Nas férias, a tendência é que a pessoa se dispa de alguns estereótipos e até mesmo de algumas armaduras ou carapaças que as fazem enfrentar o intrincado dia a dia, e não estou aqui a me referir à falsidade, de forma alguma, embora saibamos que possa existir, mas ao esforço sincero e camaleônico no campo do trabalho, familiar e no meio social em que vivemos.

Esse clima de liberdade tende a despertar nas pessoas o seu verdadeiro eu, sem amarras, o que é maravilhoso, muitas vezes desconhecido dela própria, a ponto de até mesmo alguém de seu convívio mais próximo se surpreender: “nossa, eu não sabia que ele/ela era assim… assado”. Por outro lado, lembre-se: não se trata do paraíso, somente spoiler dele; logo, importante preparar-se igualmente, para não tão boas descobertas.

As férias têm o condão de nos transmitir uma energia tão positiva, que despertam um certo empoderamento, e o poder é o microscópio da alma. Já dizia o filósofo Maquiavel na sua célebre frase: “dê poder ao homem e descobrirá quem ele realmente é”.

E assim, não é incomum, em férias, esse empoderamento se transformar em arroubos de prepotência na fila do mercado ou da farmácia abanando a carteirinha de “doutor” – “eu sou o cara” – para conseguir o desconto de convênio de entidade, no estacionamento em vaga especial sem ter direito para tanto, no tom de voz acima dos decibéis permitidos, alardeando um grande negócio no guarda-sol ao lado… parece que a educação também fez as malas…porém para outro destino.

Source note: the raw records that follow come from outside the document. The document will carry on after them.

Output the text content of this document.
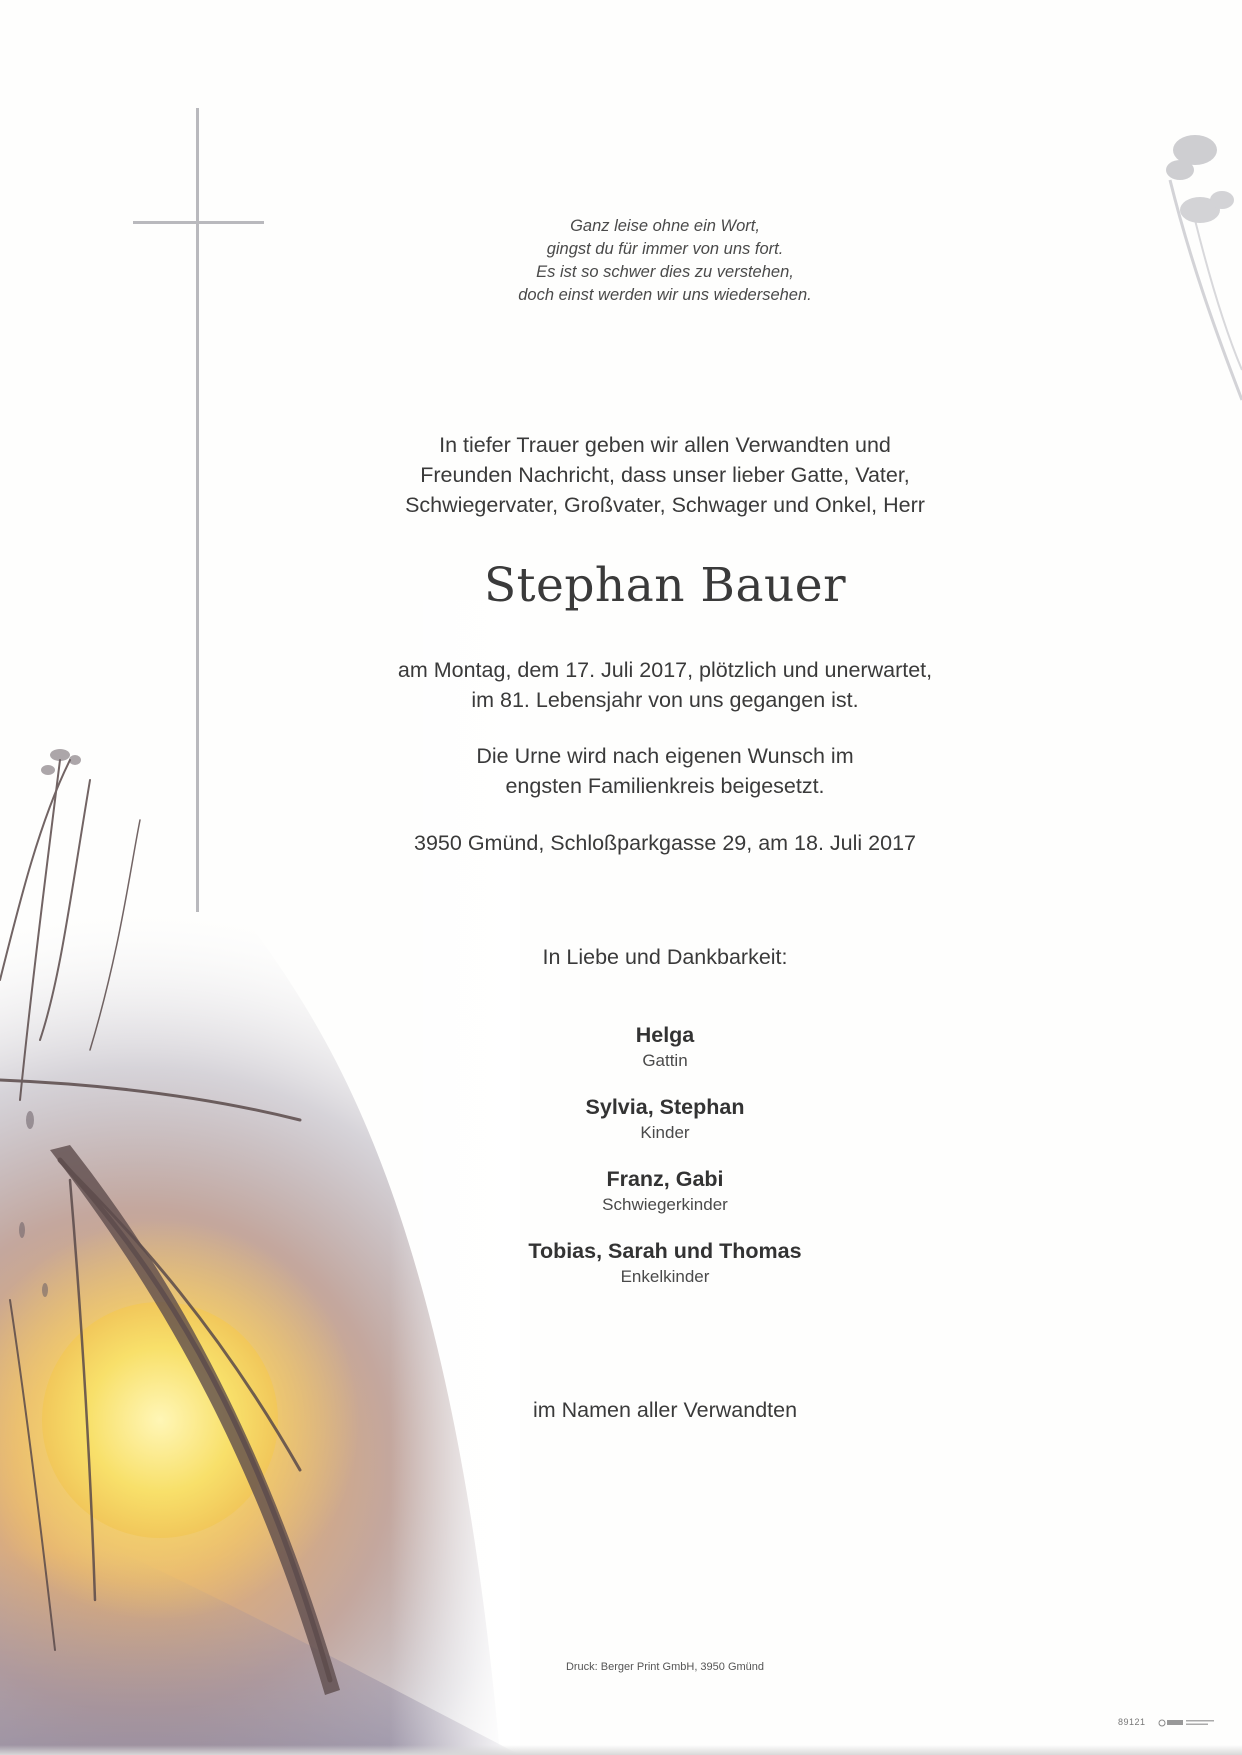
Ganz leise ohne ein Wort,
gingst du für immer von uns fort.
Es ist so schwer dies zu verstehen,
doch einst werden wir uns wiedersehen.

In tiefer Trauer geben wir allen Verwandten und
Freunden Nachricht, dass unser lieber Gatte, Vater,
Schwiegervater, Großvater, Schwager und Onkel, Herr

Stephan Bauer

am Montag, dem 17. Juli 2017, plötzlich und unerwartet,
im 81. Lebensjahr von uns gegangen ist.

Die Urne wird nach eigenen Wunsch im
engsten Familienkreis beigesetzt.

3950 Gmünd, Schloßparkgasse 29, am 18. Juli 2017

In Liebe und Dankbarkeit:

Helga
Gattin
Sylvia, Stephan
Kinder
Franz, Gabi
Schwiegerkinder
Tobias, Sarah und Thomas
Enkelkinder

im Namen aller Verwandten

Druck: Berger Print GmbH, 3950 Gmünd
89121
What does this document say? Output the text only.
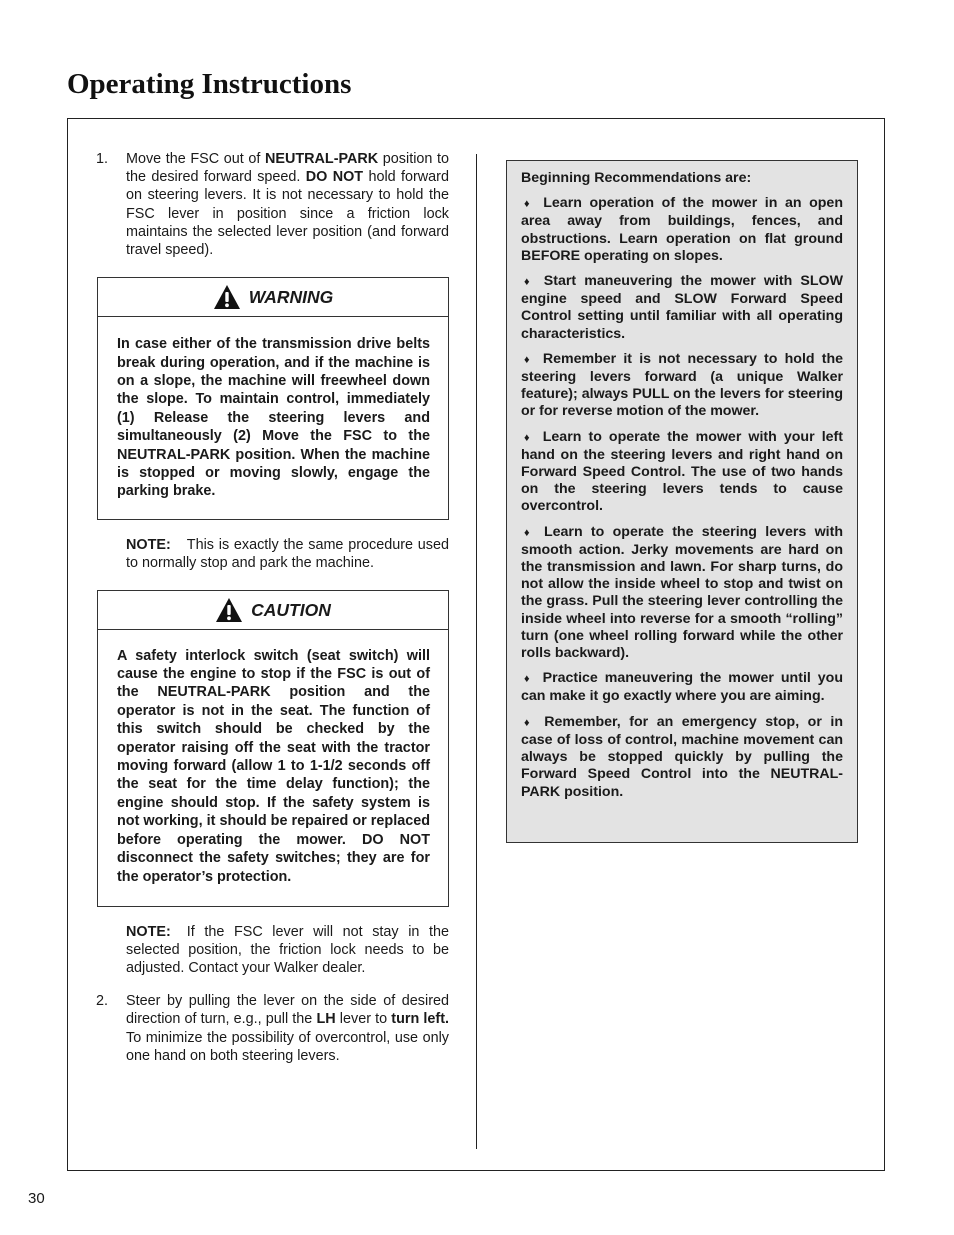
Operating Instructions
1.	Move the FSC out of NEUTRAL-PARK position to the desired forward speed. DO NOT hold forward on steering levers. It is not necessary to hold the FSC lever in position since a friction lock maintains the selected lever position (and forward travel speed).
WARNING
In case either of the transmission drive belts break during operation, and if the machine is on a slope, the machine will freewheel down the slope. To maintain control, immediately (1) Release the steering levers and simultaneously (2) Move the FSC to the NEUTRAL-PARK position. When the machine is stopped or moving slowly, engage the parking brake.
NOTE: This is exactly the same procedure used to normally stop and park the machine.
CAUTION
A safety interlock switch (seat switch) will cause the engine to stop if the FSC is out of the NEUTRAL-PARK position and the operator is not in the seat. The function of this switch should be checked by the operator raising off the seat with the tractor moving forward (allow 1 to 1-1/2 seconds off the seat for the time delay function); the engine should stop. If the safety system is not working, it should be repaired or replaced before operating the mower. DO NOT disconnect the safety switches; they are for the operator’s protection.
NOTE: If the FSC lever will not stay in the selected position, the friction lock needs to be adjusted. Contact your Walker dealer.
2.	Steer by pulling the lever on the side of desired direction of turn, e.g., pull the LH lever to turn left. To minimize the possibility of overcontrol, use only one hand on both steering levers.

Beginning Recommendations are:

♦ Learn operation of the mower in an open area away from buildings, fences, and obstructions. Learn operation on flat ground BEFORE operating on slopes.

♦ Start maneuvering the mower with SLOW engine speed and SLOW Forward Speed Control setting until familiar with all operating characteristics.

♦ Remember it is not necessary to hold the steering levers forward (a unique Walker feature); always PULL on the levers for steering or for reverse motion of the mower.

♦ Learn to operate the mower with your left hand on the steering levers and right hand on Forward Speed Control. The use of two hands on the steering levers tends to cause overcontrol.

♦ Learn to operate the steering levers with smooth action. Jerky movements are hard on the transmission and lawn. For sharp turns, do not allow the inside wheel to stop and twist on the grass. Pull the steering lever controlling the inside wheel into reverse for a smooth “rolling” turn (one wheel rolling forward while the other rolls backward).

♦ Practice maneuvering the mower until you can make it go exactly where you are aiming.

♦ Remember, for an emergency stop, or in case of loss of control, machine movement can always be stopped quickly by pulling the Forward Speed Control into the NEUTRAL-PARK position.

30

Quisera a humildade fosse mais um benefício da vitamina D – haja sol – a humanidade, acredito, seria outra, bem melhor e certamente, mais bronzeada.

Isso tudo desafia o nobre espírito das férias, mas, ao mesmo tempo, revela que este período com ares paradisíacos “somente” acentua quem verdadeiramente somos, e que nada, absolutamente nada consegue se esconder por muito tempo debaixo deste sol… ou chuva.

De volta ao trabalho.

Vamos em frente!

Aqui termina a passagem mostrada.